09/03/2026
On parle beaucoup de morale comme d’un ensemble de règles pour être une « bonne personne ». Mais il arrive qu’elle se retourne contre soi.
De nombreuses femmes ont appris très tôt à être polies, compréhensives, ouvertes, à ne pas juger trop vite. Des qualités précieuses.
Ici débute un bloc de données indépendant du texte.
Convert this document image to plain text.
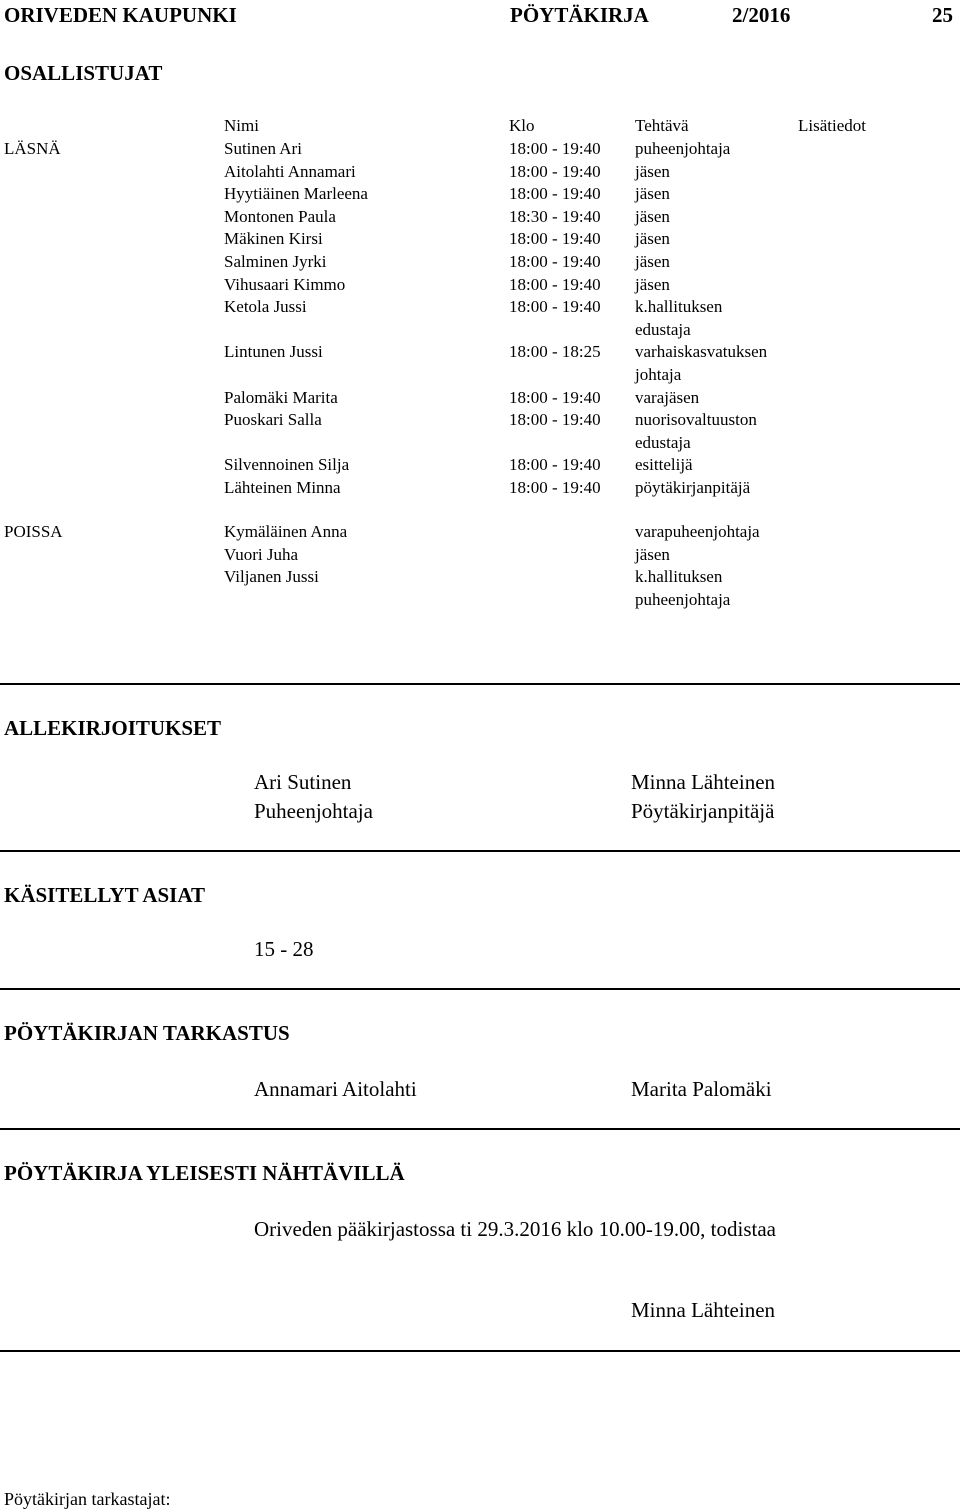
ORIVEDEN KAUPUNKI	PÖYTÄKIRJA	2/2016	25
OSALLISTUJAT
Nimi	Klo	Tehtävä	Lisätiedot
LÄSNÄ	Sutinen Ari	18:00 - 19:40 puheenjohtaja
Aitolahti Annamari	18:00 - 19:40 jäsen
Hyytiäinen Marleena	18:00 - 19:40 jäsen
Montonen Paula	18:30 - 19:40 jäsen
Mäkinen Kirsi	18:00 - 19:40 jäsen
Salminen Jyrki	18:00 - 19:40 jäsen
Vihusaari Kimmo	18:00 - 19:40 jäsen
Ketola Jussi	18:00 - 19:40 k.hallituksen
edustaja
Lintunen Jussi	18:00 - 18:25 varhaiskasvatuksen
johtaja
Palomäki Marita	18:00 - 19:40 varajäsen
Puoskari Salla	18:00 - 19:40 nuorisovaltuuston
edustaja
Silvennoinen Silja	18:00 - 19:40 esittelijä
Lähteinen Minna	18:00 - 19:40 pöytäkirjanpitäjä
POISSA	Kymäläinen Anna	varapuheenjohtaja
Vuori Juha	jäsen
Viljanen Jussi	k.hallituksen
puheenjohtaja
ALLEKIRJOITUKSET
Ari Sutinen
Puheenjohtaja
Minna Lähteinen
Pöytäkirjanpitäjä
KÄSITELLYT ASIAT
15 - 28
PÖYTÄKIRJAN TARKASTUS
Annamari Aitolahti	Marita Palomäki
PÖYTÄKIRJA YLEISESTI NÄHTÄVILLÄ
Oriveden pääkirjastossa ti 29.3.2016 klo 10.00-19.00, todistaa
Minna Lähteinen
Pöytäkirjan tarkastajat:
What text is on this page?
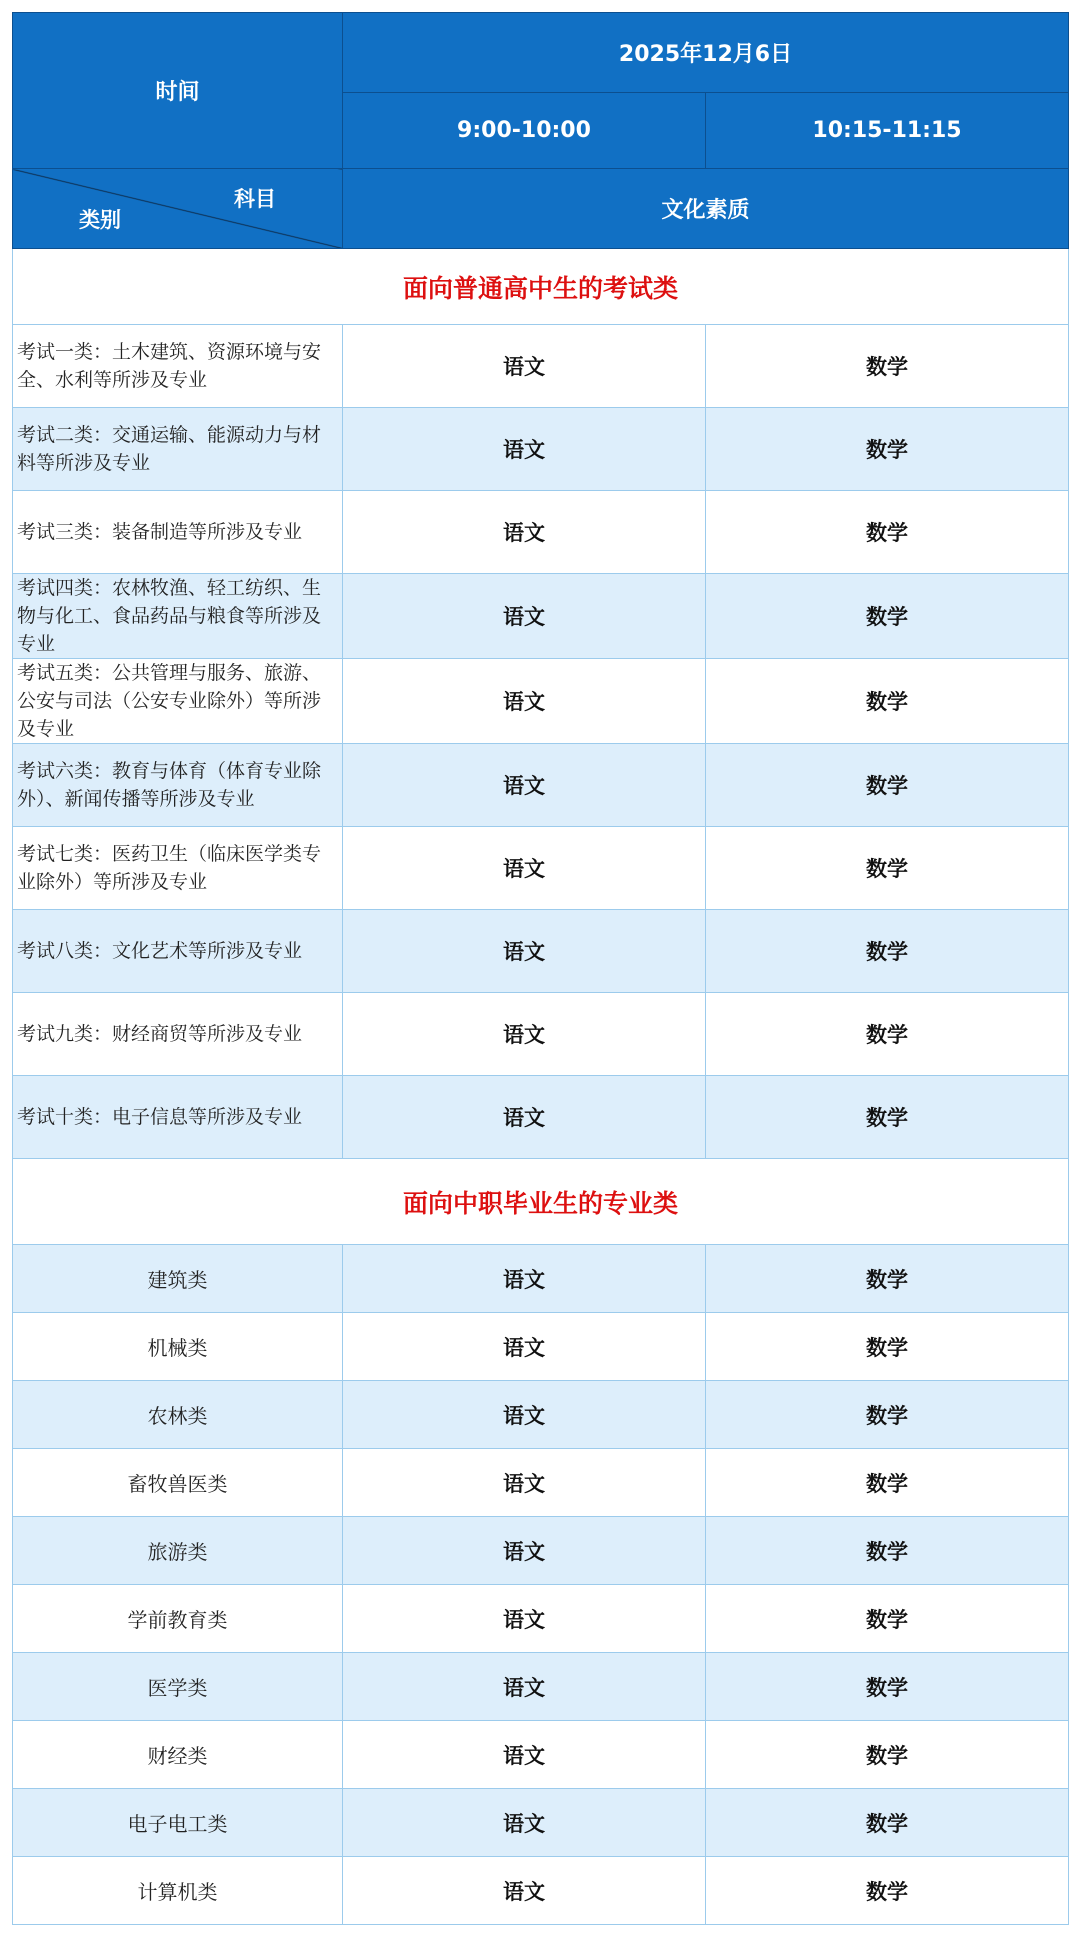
时间	2025年12月6日	
	9:00-10:00	10:15-11:15

科目
类别	文化素质	
面向普通高中生的考试类		
考试一类：土木建筑、资源环境与安全、水利等所涉及专业	语文	数学
考试二类：交通运输、能源动力与材料等所涉及专业	语文	数学
考试三类：装备制造等所涉及专业	语文	数学
考试四类：农林牧渔、轻工纺织、生物与化工、食品药品与粮食等所涉及专业	语文	数学
考试五类：公共管理与服务、旅游、公安与司法（公安专业除外）等所涉及专业	语文	数学
考试六类：教育与体育（体育专业除外）、新闻传播等所涉及专业	语文	数学
考试七类：医药卫生（临床医学类专业除外）等所涉及专业	语文	数学
考试八类：文化艺术等所涉及专业	语文	数学
考试九类：财经商贸等所涉及专业	语文	数学
考试十类：电子信息等所涉及专业	语文	数学
面向中职毕业生的专业类		
建筑类	语文	数学
机械类	语文	数学
农林类	语文	数学
畜牧兽医类	语文	数学
旅游类	语文	数学
学前教育类	语文	数学
医学类	语文	数学
财经类	语文	数学
电子电工类	语文	数学
计算机类	语文	数学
Pourtant, dans certaines situations, ces injonctions peuvent devenir dangereuses.
Quand un malaise apparaît ; un regard insistant, une situation qui semble étrange, une personne qui met mal à l’aise ; l’instinct envoie souvent un signal clair. Le corps sait. Il capte des détails que l’esprit rationnel n’a pas encore analysés.
Mais beaucoup de femmes ont appris à ignorer ce signal.
Elles se disent :
Je ne veux pas être méchante ou impolie. Peut-être que j’exagère. Je ne veux pas blesser. Je ne veux pas passer pour parano.
Alors elles restent. Elles répondent. Elles s’excusent presque d’avoir ressenti une inquiétude.
La morale sociale peut parfois pousser à privilégier le confort émotionnel de l’autre plutôt que sa propre sécurité.
Or l’instinct de protection n’est pas une impolitesse. C’est un mécanisme vital. Des milliers d’années d’évolution ont façonné cette capacité à sentir le danger avant même de pouvoir l’expliquer.
Au fil de Continuum Coaching, beaucoup réalisent qu’elles n’avaient pas « perdu » leur instinct. Elles avaient simplement appris à le faire taire pour rester aimables, compréhensives, ou conformes.
Quitter une situation sans justification. Refuser une interaction. Ignorer quelqu’un. Dire non sans se justifier.
Ce n’est pas “être” une mauvaise personne.
C’est simplement écouter la partie de soi qui veut rester en vie.
La véritable morale commence peut-être là : apprendre que préserver son intégrité vaut toujours plus que préserver l’image que les autres peuvent se faire de nous.